A fraying lifeline for India’s deprived children

Relevant for Sociology-Society & Essay:-

  • Tombstones for the young, without graves. Each a foot tall, clustered closely together. About half carved with black cobras, for the boys who died young. The other half colourful, for the girls who died young. Every phala has such a shrine. Phalas are hamlets of the Bhil in south western Rajasthan. The Bhil call these shrines wadi.
  • Gautam and I drove from Dungarpur to Chittorgarh in four days, crossing the districts of Pratapgarh and Banaswara. We kept crossing phala after phala, with many wadis visible from the road. The same thought occurred to both of us.

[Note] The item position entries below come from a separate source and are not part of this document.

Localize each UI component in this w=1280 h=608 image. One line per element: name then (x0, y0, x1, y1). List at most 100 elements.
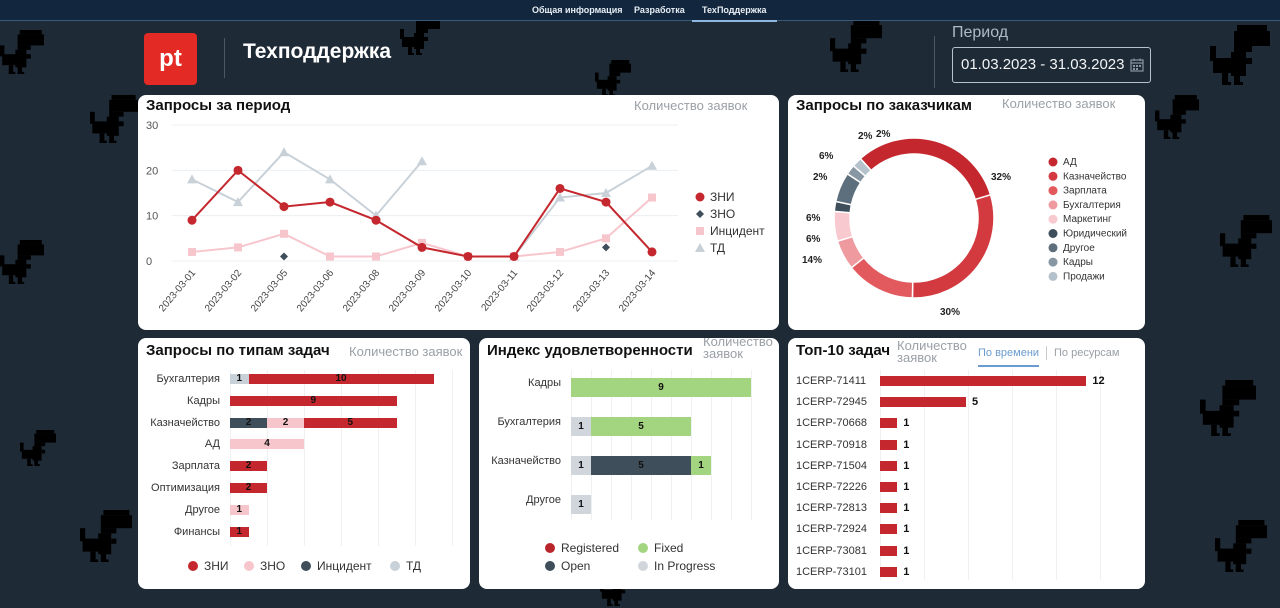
tab-by-time[interactable]: По времени (978, 347, 1040, 367)
bar-task[interactable] (880, 545, 898, 556)
customers-panel: Запросы по заказчикам Количество заявок … (788, 95, 1145, 330)
bar-task[interactable] (880, 524, 898, 535)
bar-зно[interactable]: 4 (230, 439, 304, 450)
data-point-зни (187, 215, 197, 225)
data-point-зни (647, 247, 657, 257)
legend-label-другое: Другое (1063, 243, 1095, 254)
legend-label: ЗНИ (204, 559, 229, 573)
x-tick-label: 2023-03-10 (433, 268, 475, 315)
pie-value-label: 2% (813, 172, 828, 183)
bar-зни[interactable]: 1 (230, 526, 249, 537)
data-point-инцидент (234, 243, 242, 252)
bar-task[interactable] (880, 439, 898, 450)
bar-value-label: 1 (903, 417, 910, 430)
gridline (651, 370, 652, 520)
bar-fixed[interactable]: 5 (591, 417, 691, 436)
legend-label: ТД (406, 559, 422, 573)
x-tick-label: 2023-03-06 (295, 268, 337, 315)
tab-general-info[interactable]: Общая информация (532, 5, 623, 15)
legend-item-registered[interactable]: Registered (545, 541, 619, 555)
task-types-subtitle: Количество заявок (349, 344, 463, 359)
legend-label: Open (561, 559, 591, 573)
data-point-зно (280, 252, 288, 261)
customers-subtitle: Количество заявок (1002, 96, 1116, 111)
bar-fixed[interactable]: 9 (571, 378, 751, 397)
bar-зни[interactable]: 10 (248, 374, 434, 384)
x-tick-label: 2023-03-14 (617, 268, 659, 315)
task-id-label: 1CERP-70918 (796, 438, 867, 451)
data-point-инцидент (648, 193, 656, 202)
bar-value-label: 1 (903, 544, 910, 557)
legend-label: ЗНО (260, 559, 286, 573)
legend-marker-другое (1048, 243, 1058, 253)
legend-marker-инцидент (696, 227, 704, 235)
bar-task[interactable] (880, 566, 898, 577)
legend-label-зарплата: Зарплата (1063, 186, 1107, 197)
legend-label-юридический: Юридический (1063, 229, 1127, 240)
legend-dot (545, 543, 555, 553)
legend-marker-продажи (1048, 271, 1058, 281)
bar-task[interactable] (880, 376, 1087, 386)
y-tick-label: 10 (146, 211, 158, 223)
gridline (631, 370, 632, 520)
x-tick-label: 2023-03-11 (479, 268, 520, 314)
legend-label-маркетинг: Маркетинг (1063, 214, 1112, 225)
satisfaction-panel: Индекс удовлетворенности Количество заяв… (479, 338, 779, 589)
bar-task[interactable] (880, 418, 898, 429)
x-tick-label: 2023-03-01 (157, 268, 199, 315)
bar-task[interactable] (880, 460, 898, 471)
satisfaction-title: Индекс удовлетворенности (487, 342, 693, 359)
bar-value-label: 9 (658, 382, 664, 393)
gridline (415, 370, 416, 546)
tab-by-resources[interactable]: По ресурсам (1054, 347, 1120, 359)
legend-item-тд[interactable]: ТД (390, 559, 421, 573)
bar-зни[interactable]: 2 (230, 483, 267, 493)
legend-label-кадры: Кадры (1063, 257, 1093, 268)
bar-зни[interactable]: 9 (230, 395, 397, 406)
data-point-зни (509, 251, 519, 261)
gridline (1100, 370, 1101, 580)
bar-зни[interactable]: 5 (304, 417, 397, 428)
task-id-label: 1CERP-72924 (796, 523, 867, 536)
bar-open[interactable]: 5 (591, 456, 691, 475)
bar-fixed[interactable]: 1 (691, 456, 711, 475)
legend-item-инцидент[interactable]: Инцидент (301, 559, 372, 573)
legend-marker-ад (1048, 157, 1058, 167)
category-label: АД (204, 438, 220, 451)
bar-in-progress[interactable]: 1 (571, 417, 591, 436)
pie-value-label: 14% (802, 255, 822, 266)
legend-item-in-progress[interactable]: In Progress (638, 559, 715, 573)
top-nav-bar: Общая информация Разработка ТехПоддержка (0, 0, 1280, 22)
bar-in-progress[interactable]: 1 (571, 495, 591, 514)
data-point-тд (647, 160, 657, 170)
gridline (711, 370, 712, 520)
bar-task[interactable] (880, 503, 898, 514)
legend-item-зно[interactable]: ЗНО (244, 559, 285, 573)
legend-label: Registered (561, 541, 620, 555)
task-id-label: 1CERP-72813 (796, 502, 867, 515)
data-point-инцидент (326, 252, 334, 261)
tab-development[interactable]: Разработка (634, 5, 685, 15)
bar-task[interactable] (880, 397, 966, 408)
bar-инцидент[interactable]: 2 (230, 416, 267, 428)
series-line-тд (191, 150, 423, 218)
tab-tech-support[interactable]: ТехПоддержка (692, 0, 777, 22)
bar-value-label: 2 (245, 416, 252, 428)
legend-item-зни[interactable]: ЗНИ (188, 559, 229, 573)
x-tick-label: 2023-03-09 (387, 268, 429, 315)
requests-period-title: Запросы за период (146, 97, 291, 114)
bar-тд[interactable]: 1 (230, 374, 249, 384)
data-point-зни (279, 202, 289, 212)
bar-зни[interactable]: 2 (230, 461, 267, 472)
legend-item-fixed[interactable]: Fixed (638, 541, 683, 555)
requests-period-panel: Запросы за период Количество заявок 30 20… (138, 95, 779, 330)
calendar-icon[interactable] (1130, 58, 1144, 72)
bar-task[interactable] (880, 482, 898, 492)
period-date-range-picker[interactable]: 01.03.2023 - 31.03.2023 (952, 47, 1151, 83)
bar-in-progress[interactable]: 1 (571, 456, 591, 475)
y-tick-label: 30 (146, 120, 158, 132)
legend-item-open[interactable]: Open (545, 559, 590, 573)
bar-зно[interactable]: 2 (267, 417, 304, 428)
bar-value-label: 1 (578, 499, 584, 510)
bar-зно[interactable]: 1 (230, 504, 249, 515)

Even the bigger phalas don’t have a population of more than 200-300 people. How could so many young have died? There were just too many tombstones.
  • This trip was no different from others, visiting schools and meeting teachers. On the morning of the second day, the school that we visited was strikingly neat and clean. It had two classrooms, 50 students, two teachers and a large 2 acre playground. The wadi was visible at one edge inside the school compound.
  • I sat on the floor with the children. Their limbs were as thin as sticks, their hair discoloured and brittle. Their meagre frames made them look half their age. Used as I am to seeing deprivation and poor nutrition embodied in public school children, this school was extreme. The children spoke Bhili, which I don’t understand. But with the smattering of Hindi they spoke, gestures, and laughs, we got along fine. And as the class was ending, the teacher asked the children, “Kaun kaun roti khaa ke aaya hai?” Who has eaten before coming? Only about 20% of the children in the class raised their hands.
  • It was 11 in the morning, and it was unclear whether the question referred to breakfast that morning, or dinner the previous night. In the best case scenario, the 80% that had not raised their hands had eaten dinner. Even so, they had eaten nothing since. But it actually seemed that many may not have had dinner the previous night either. Their last meal may well have been the mid-day meal provided by the school the previous day. My colleagues who visit the school often told me that the schools’ food is as good as possible with the ₹5 per child per day budget that is given to the school. The school’s two teachers and the cook take special care of what to make, often putting in money from their own pocket.
  • We went to another school about 20 km away in the afternoon. The school had organized a ‘Metric Mela’—a fair to explain the concepts related to physical measurement. Outside, the October sun was scorching, but inside, the school was buzzing. Groups of children had set up 12 stalls inside the five classrooms. The stalls had simple apparatus to measure different physical quantities, ranging from length to weight and volume. Gautam’s height was beyond the scale that the kids had constructed and led to much merriment. I methodically interrogated the two groups who were weighing vegetables and people. They passed all my arithmetic tests and even the conceptual one about ‘least count’. Then they made a bet about my weight. I gave them a ludicrous number of 300 kg and lost. The mela was the result of weeks of effort by the teachers of the school. It was not only a celebration, but an integral element of an effective pedagogical approach.
  • The children in this school seemed to have the same level of nutritional deprivation as in most disadvantaged parts of the country—very severe, but not as extreme. The teachers told us that the phala nearby had irrigated land and was better off than other phalas in the vicinity. In contrast, the children visiting the mela from other schools stood out. Their emaciated bodies spoke starkly of extreme deprivation, as in the school with the wadi in the playground. But in both cases, hunger was chronic.
  • How can education happen with an empty stomach every day? Years of deprivation that have led to severe developmental effects, including on the brain. This is combined with perilous health and homes that are forever precarious—not because of any less love or sense of community, but just because of dire poverty.
  • The challenges that teachers in these places face are unfathomable, because the challenges these children face in life are unfathomable for most of us. We need not have been surprised by the number who died young. The school with a wadi is a poignant metaphor for this life, always on the edge of precipice of survival. The school’s midday meal is a lifeline in this world.
  • The ₹5 per child spent on the midday meal may well be the most important public investment and safety net in many parts of the country such as these. Despite its operational inefficiencies and incidents of graft, the midday meal scheme does work for about 120 million children across the country. But it is just not enough. What can you feed a child with ₹5, when that is the only real meal she has? The norms on nutrition are clear, the Supreme Court has also weighed in on this matter. More money is what is desperately required to make it happen. The current total annual public expenditure on the scheme is about ₹14,000 crore. Doubling that amount will not dent public finances; the amount is just about 3% of the total public expenditure only on education. All we need is the will to do this.
  • We have figured out a lifeline for these children. It is thin and fraying, but it is there. All we need to do is to strengthen it.